To enable region-level commit, each TE and SM in the database must run with the following argument:
This argument specifies that write transactions cannot commit until at least n regions have acknowledged the write. The following is an example using this argument to start a SM:
java -jar nuodbmanager.jar --broker host1.foo.com --password bar --command "start process sm host host1.foo.com database inventory archive /var/archive initialize yes options '--commit region:2'"
This section describes the results of the Jepsen stress test run against a NuoDB database configured with three regions and setup with a region level commit requirement of at least two regions. The goal of this experiment is to show how a running NuoDB database can sustain the loss of one a region while handling insert transactions. A real life analogy to this experiment is a database handling inserts across three major US cities at which point, one city is completely isolated due to a major network failure.
The database was configured to run on five different hosts which represents data centers in the US cities New York, LA, and Boston:
Each host was provisioned with a NuoDB Broker using the --region flag that corresponds to it's region:
dottavio@nyc$ java -jar nuoagent.jar --bin-dir /opt/nuodb/bin --broker --port 17600 --domain jepsen --password jepsen --region NYC dottavio@la$ java -jar nuoagent.jar --bin-dir /opt/nuodb/bin --broker --port 17600 --domain jepsen --password jepsen --region LA dottavio@bos$ java -jar nuoagent.jar --bin-dir /opt/nuodb/bin --broker --port 17600 --domain jepsen --password jepsen --region BOS
The NYC and LA regions each contained one SM and two TEs. The BOS region, representing a smaller datacenter, had one SM and one TE. Each SM and TE used the --commit region flag as follows:
# SM example java -jar /opt/nuodb/jar/nuodbmanager.jar --broker nyc.foo.com --password jepsen --command "start process sm host nyc.nuodb.com database jepsen archive /var/archive initialize yes options '--ping-timeout 30 --commit region:2'"
# TE example java -jar /opt/nuodb/jar/nuodbmanager.jar --broker nyc.foo.com --password jepsen --command "start process te host nyc.nuodb.com database jepsen options '--ping-timeout 30 --commit region:2'"
By specifying a region '2' commit, write transactions will only commit if 2 of the 3 cities (i.e., regions) are available.
The argument --ping-timeout enables NuoDB's failure detection system. This feature will shutdown minority partitions of the database when network partitions occur. In the context of this experiment, if regions of the database become isolated they will be removed from the database. For a more detailed description of NuoDB's failure detection see our Failure Detection techblog entry.

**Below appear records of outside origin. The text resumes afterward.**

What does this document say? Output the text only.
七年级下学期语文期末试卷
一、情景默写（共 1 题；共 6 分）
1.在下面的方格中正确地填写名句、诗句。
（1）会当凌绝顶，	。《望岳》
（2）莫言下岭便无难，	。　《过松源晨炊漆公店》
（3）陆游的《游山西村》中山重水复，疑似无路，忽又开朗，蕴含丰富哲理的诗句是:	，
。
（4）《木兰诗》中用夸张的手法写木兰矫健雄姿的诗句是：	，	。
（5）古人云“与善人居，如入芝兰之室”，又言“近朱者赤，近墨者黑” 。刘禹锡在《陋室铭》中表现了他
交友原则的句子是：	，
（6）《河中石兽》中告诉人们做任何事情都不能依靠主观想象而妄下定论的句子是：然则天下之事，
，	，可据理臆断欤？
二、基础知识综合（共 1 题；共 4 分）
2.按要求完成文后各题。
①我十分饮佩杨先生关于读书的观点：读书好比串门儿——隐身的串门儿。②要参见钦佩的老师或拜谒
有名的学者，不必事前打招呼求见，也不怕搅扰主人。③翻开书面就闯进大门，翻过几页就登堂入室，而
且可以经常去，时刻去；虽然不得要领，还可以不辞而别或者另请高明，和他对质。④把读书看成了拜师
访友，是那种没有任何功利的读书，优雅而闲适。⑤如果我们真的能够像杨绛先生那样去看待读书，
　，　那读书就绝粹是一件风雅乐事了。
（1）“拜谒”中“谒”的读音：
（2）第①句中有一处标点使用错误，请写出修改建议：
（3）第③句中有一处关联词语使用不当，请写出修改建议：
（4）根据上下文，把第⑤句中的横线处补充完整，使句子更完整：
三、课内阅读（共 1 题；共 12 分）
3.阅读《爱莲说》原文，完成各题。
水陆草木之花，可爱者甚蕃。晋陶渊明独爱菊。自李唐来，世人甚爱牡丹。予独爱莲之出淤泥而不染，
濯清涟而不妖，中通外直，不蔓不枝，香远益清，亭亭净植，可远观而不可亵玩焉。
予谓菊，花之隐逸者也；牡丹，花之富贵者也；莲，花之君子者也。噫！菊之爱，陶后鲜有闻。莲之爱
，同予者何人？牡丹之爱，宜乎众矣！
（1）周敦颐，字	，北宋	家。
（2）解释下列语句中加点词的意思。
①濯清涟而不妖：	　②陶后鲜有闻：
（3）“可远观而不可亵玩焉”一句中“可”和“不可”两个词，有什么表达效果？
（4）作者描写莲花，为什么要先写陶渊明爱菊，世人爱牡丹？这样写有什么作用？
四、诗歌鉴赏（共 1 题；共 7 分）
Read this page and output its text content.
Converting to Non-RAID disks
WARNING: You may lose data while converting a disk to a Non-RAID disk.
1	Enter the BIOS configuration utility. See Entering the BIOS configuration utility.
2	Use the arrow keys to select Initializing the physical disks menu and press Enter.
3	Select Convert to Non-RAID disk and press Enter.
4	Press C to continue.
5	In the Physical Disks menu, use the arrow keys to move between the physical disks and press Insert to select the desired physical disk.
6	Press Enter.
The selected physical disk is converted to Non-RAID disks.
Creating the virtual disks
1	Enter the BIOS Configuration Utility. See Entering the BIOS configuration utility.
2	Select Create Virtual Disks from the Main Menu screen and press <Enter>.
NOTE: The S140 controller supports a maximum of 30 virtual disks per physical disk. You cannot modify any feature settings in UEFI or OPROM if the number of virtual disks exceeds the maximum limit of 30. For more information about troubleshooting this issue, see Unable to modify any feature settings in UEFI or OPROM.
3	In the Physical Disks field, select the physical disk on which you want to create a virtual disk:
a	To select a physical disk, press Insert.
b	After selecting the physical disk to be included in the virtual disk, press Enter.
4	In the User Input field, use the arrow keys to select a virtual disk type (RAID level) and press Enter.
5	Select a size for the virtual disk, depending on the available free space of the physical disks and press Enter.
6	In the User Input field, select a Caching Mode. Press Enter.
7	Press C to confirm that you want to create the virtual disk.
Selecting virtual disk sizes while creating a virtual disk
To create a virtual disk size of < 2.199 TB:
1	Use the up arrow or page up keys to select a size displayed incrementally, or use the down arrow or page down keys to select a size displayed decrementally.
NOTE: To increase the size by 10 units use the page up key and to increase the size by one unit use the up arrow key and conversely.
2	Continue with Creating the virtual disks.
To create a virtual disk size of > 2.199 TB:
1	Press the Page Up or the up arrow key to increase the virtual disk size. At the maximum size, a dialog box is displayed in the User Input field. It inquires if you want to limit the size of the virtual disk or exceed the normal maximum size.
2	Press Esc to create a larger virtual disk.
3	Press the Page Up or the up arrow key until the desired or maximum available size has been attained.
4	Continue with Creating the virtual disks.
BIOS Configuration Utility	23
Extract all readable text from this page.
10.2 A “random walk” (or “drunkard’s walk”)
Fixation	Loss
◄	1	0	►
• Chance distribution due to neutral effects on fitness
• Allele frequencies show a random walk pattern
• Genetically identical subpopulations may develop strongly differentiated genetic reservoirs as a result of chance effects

A query to NuoDB's system table shows a more detailed description of the database and its regions:
select address, port, georegion from system.nodes order by georegion;
ADDRESS TYPE GEOREGION -------------------- ----------- ---------- bos.nuodb.com Storage BOS bos.nuodb.com Transaction BOS la1.nuodb.com Storage LA la2.nuodb.com Transaction LA nyc1.nuodb.com Transaction NYC nyc2.nuodb.com Storage NYC
Jepsen was configured to partition the LA region from NYC and BOS. The command line to run jepsen was as follows:
lein run nuodb -f partition -u <username> -p <passwd> -X insert -t 17600
The above command will run jepsen against using NuoDB using inserts on port 17600. The '-f partition' argument specifies that a network partition (i.e., the LA region) will occur while inserts are generated.
The jepsen output from the test is included below. Each line in the output represents an insert attempt by the jepsen client. The first column is the insert count, followed by the insert status, followed by how long the insert took in milliseconds.
The network partition occurred after insert #105. Following the network partition, the clients connected to the LA region eventually timeout. This is due to NuoDB's failure detection removal of the LA region from the database. The inserts errors represent the connections to the LA region, there are six in total. The summary of the jepsen output indicates that 1994 inserts out of 2000 were properly acknowledged.
Run will take 200 seconds 0 :ok 9 ▏ 1 :ok 79 ▎ 2 :ok 91 ▎ ... ... ... 103 :ok 4 ▏ 104 :ok 2 ▏ 105 :ok 3 ▏ Partitioned. 106 :error 65006 107 :ok 3 ▏ 108 :error 65005 109 :error 65006 110 :ok 3 ▏ 111 :error 65003 112 :ok 4 ▏ 113 :ok 4 ▏ 114 :ok 32562 115 :ok 3 ▏ 116 :ok 3 ▏ 117 :ok 3 ▏ 118 :ok 3 ▏ 119 :error 65004 120 :ok 5 ▏ 121 :ok 5 ▏ 122 :ok 5 ▏ 123 :ok 4 ▏ 124 :error 65004 125 :ok 3 ▏ 126 :ok 3 ▏ 127 :ok 3 ▏ ... ... ... 1995 :ok 4 ▏ 1996 :ok 4 ▏ 1997 :ok 4 ▏ 1998 :ok 4 ▏ 1999 :ok 3 ▏ 0 unrecoverable timeouts Collecting results. Writes completed in 200.052 seconds 2000 total 1994 acknowledged 1994 survivors all 1994 acked writes out of 2000 succeeded. :-)
Checking the system table again shows that the LA region has been removed by NuoDB's failure detection system.
select address, type, georegion from system.nodes order by georegion;
ADDRESS TYPE GEOREGION -------------------- ----------- ---------- bos.nuodb.com Storage BOS bos.nuodb.com Transaction BOS nyc1.nuodb.com Storage NYC nyc2.nuodb.com Transaction NYC
Region-level commit offers users of NuoDB flexibility at the transaction level with respect to write consistency across geographically seperated regions. We've shown in the previous sections how to setup a NuoDB database using this new region option. In addition to carving the database into distinct regions, it's possible to ensure that at the transaction level writes are acknowleded from a minimum subset of those regions. A simple use-case for this functionality is managing a database that spans a few major US cities. In this use-case, write based transactions only commit when at least two of the three cities acknowledge the write. When one of the three cities is partitioned (due to network failure), subsequent write transactions will continue in the remaining cities. Using Jepsen, we demonstrated NuoDB's resilience to network failure when connections between regions are severed.